One academic speculates that the rich “may be less susceptible to the shame and fear-mongering used by the government and the mortgage banking industry to keep underwater homeowners from acting in their financial best interest.”

Then there’s this, from CoreLogic’s senior economist:

“Those with high net worth have other resources to lean on if they get in trouble,” said Mr. Khater, the analyst. “If they’re going delinquent faster than anyone else, that tells me they are doing so willingly.”

That’s certainly possible. And Khater told the Journal basically the same thing when it looked at all this a few months ago.

But the Journal also offered this:

Another possibility is that many of those borrowers were high rollers on Wall Street who have lost much or all of their incomes and no longer can keep up their Gatsby-esque lifestyles.

Many of them, of course, were able to stave off foreclosure for a long spell. “If you take your average subprime borrower who loses his job, he has almost no savings to fall back on,” says Joe Garrett, a bank consultant at Garrett, Watts & Co. in Berkeley, Calif. So foreclosure may occur within months. “A wealthy borrower can last much longer,” Mr. Garrett notes. “He’s got a variety of investments that can be liquidated over time.”

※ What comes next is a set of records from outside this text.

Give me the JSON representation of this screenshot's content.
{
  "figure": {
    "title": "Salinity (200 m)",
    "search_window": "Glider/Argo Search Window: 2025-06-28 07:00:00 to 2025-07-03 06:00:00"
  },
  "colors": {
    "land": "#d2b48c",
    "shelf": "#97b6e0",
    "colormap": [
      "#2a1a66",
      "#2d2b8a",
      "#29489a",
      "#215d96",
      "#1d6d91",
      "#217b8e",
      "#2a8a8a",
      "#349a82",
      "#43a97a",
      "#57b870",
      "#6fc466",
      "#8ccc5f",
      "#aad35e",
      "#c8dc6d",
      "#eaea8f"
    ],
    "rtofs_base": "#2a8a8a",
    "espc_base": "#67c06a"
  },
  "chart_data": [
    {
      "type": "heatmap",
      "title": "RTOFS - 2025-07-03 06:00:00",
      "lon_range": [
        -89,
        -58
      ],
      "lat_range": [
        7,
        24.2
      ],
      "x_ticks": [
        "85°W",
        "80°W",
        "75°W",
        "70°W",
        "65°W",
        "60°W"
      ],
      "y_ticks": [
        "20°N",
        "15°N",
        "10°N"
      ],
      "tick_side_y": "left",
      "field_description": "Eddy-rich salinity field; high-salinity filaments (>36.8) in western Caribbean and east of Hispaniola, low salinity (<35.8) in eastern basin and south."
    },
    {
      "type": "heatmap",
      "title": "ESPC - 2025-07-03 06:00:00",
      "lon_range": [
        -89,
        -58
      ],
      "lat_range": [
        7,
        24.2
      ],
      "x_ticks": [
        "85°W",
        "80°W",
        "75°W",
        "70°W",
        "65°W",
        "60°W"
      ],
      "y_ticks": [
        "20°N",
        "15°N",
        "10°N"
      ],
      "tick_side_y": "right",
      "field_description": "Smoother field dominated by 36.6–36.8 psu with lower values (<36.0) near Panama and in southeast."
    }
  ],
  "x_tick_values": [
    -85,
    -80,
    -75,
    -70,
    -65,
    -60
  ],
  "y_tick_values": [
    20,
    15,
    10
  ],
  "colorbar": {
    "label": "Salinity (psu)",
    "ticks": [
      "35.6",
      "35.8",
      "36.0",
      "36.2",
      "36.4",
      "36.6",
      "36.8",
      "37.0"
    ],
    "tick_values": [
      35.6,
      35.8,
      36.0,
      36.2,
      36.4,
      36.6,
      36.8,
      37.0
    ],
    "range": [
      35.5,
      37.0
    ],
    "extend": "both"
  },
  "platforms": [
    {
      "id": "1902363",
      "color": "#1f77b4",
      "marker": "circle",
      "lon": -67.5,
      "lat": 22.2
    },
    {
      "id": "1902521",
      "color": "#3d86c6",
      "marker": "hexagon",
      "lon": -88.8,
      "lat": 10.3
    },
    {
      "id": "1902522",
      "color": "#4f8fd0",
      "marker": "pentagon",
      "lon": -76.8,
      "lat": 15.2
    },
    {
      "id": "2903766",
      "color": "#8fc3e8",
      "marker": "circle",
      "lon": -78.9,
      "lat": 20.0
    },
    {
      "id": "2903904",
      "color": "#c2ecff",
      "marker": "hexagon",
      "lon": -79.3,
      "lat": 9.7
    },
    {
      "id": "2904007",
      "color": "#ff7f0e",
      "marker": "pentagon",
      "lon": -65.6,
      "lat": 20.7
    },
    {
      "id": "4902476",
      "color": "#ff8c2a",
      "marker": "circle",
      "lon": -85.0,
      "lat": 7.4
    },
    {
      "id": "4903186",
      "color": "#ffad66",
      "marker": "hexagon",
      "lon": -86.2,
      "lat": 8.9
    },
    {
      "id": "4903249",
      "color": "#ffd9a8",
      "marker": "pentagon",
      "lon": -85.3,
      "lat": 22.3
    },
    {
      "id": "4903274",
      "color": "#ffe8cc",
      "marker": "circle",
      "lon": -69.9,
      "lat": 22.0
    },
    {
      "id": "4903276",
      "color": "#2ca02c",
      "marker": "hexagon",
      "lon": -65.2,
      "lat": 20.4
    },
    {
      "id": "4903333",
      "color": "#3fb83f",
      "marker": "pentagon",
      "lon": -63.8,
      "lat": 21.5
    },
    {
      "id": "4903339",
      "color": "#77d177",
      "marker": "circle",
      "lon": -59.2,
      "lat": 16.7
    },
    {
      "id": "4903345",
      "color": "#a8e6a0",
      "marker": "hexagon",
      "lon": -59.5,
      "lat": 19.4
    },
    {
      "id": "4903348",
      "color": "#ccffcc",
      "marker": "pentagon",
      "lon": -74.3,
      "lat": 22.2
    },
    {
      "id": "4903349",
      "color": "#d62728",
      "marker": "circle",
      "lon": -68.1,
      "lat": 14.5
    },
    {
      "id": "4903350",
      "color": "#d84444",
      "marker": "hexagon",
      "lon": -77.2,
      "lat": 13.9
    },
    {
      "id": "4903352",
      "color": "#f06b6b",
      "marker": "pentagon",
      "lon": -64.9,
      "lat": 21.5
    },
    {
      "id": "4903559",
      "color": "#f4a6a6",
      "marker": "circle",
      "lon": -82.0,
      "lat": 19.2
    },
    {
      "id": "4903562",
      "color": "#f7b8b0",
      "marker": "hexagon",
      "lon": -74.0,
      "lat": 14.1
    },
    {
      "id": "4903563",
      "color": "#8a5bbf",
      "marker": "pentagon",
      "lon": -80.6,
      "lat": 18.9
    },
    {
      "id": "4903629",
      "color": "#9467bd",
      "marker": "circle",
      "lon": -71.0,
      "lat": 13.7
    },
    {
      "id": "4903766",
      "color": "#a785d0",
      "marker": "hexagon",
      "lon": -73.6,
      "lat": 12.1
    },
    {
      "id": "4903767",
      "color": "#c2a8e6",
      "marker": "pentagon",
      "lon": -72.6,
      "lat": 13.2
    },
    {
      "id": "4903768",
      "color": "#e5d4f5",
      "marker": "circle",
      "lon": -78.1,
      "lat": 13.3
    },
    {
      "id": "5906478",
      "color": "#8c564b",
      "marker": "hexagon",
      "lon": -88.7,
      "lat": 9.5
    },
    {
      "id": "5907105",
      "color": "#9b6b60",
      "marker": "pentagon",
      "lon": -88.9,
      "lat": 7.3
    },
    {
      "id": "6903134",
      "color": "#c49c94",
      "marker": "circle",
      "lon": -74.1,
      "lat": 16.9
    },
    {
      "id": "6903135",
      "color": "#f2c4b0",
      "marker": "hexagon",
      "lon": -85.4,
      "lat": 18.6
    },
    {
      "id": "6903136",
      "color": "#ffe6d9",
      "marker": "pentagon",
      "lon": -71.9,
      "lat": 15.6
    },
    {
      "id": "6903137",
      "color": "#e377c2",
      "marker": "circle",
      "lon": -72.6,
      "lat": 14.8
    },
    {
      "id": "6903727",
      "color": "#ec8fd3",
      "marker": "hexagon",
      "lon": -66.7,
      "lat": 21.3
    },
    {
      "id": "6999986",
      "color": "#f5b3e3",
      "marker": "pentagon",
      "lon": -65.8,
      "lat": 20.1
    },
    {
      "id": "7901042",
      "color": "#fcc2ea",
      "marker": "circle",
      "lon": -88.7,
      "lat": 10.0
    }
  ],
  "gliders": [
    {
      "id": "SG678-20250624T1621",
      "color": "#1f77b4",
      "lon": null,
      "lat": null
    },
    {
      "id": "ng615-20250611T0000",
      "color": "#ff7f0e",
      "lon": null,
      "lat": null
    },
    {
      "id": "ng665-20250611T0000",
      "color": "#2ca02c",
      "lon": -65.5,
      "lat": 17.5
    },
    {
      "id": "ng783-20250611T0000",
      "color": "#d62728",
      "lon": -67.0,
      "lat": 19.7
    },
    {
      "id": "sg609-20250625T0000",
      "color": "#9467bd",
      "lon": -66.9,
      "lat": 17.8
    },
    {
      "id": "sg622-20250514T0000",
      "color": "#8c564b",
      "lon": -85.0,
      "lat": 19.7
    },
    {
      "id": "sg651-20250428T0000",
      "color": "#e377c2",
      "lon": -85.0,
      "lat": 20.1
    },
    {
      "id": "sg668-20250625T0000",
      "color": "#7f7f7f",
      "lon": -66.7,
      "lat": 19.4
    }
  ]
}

Seems there are lots of theories to explain this data.

As Annie Lowrey pointed out recently at The Washington Independent (where I used to work), despite all the attention it gets, we really don’t know that much about strategic default. “There is not even a commonly accepted definition of strategic default — what line separates “strategic defaulters,” who can still afford to pay the bank, from plain old defaulters, who cannot?”

While we might not know what it takes to be a strategic defaulter, we do know what it takes to be a celebrity defaulter. And, truth be told, that’s why I remembered the earlier Journal story:

Just this week, a Tudor mansion in Bel-Air belonging to film star Nicolas Cage was in foreclosure auction and reverted to the lender. On Wednesday, Richard Fuscone, a former top Wall Street executive, declared personal bankruptcy, forestalling a foreclosure auction that had been scheduled this week on his 14-acre Westchester mansion. Last month a Manhattan condominium owned by Italian film producer Vittorio Cecchi Gori was sold in a foreclosure auction for $33.2 million.

To be fair, the Times also included a celebrity in its story—the rapper Chamillionaire, who recently walked away from a $2 million house in Houston.

“I just decided to let it go, give it back to the bank,” he told the celebrity gossip TV show “TMZ.” “I just didn’t feel like it was a good investment.”

I’m not going to argue with his investment smarts. He’s Chamillionaire, after all.

But when it comes to strategic defaults, the Times (and everybody else) should do some more reporting, or at least stop guessing.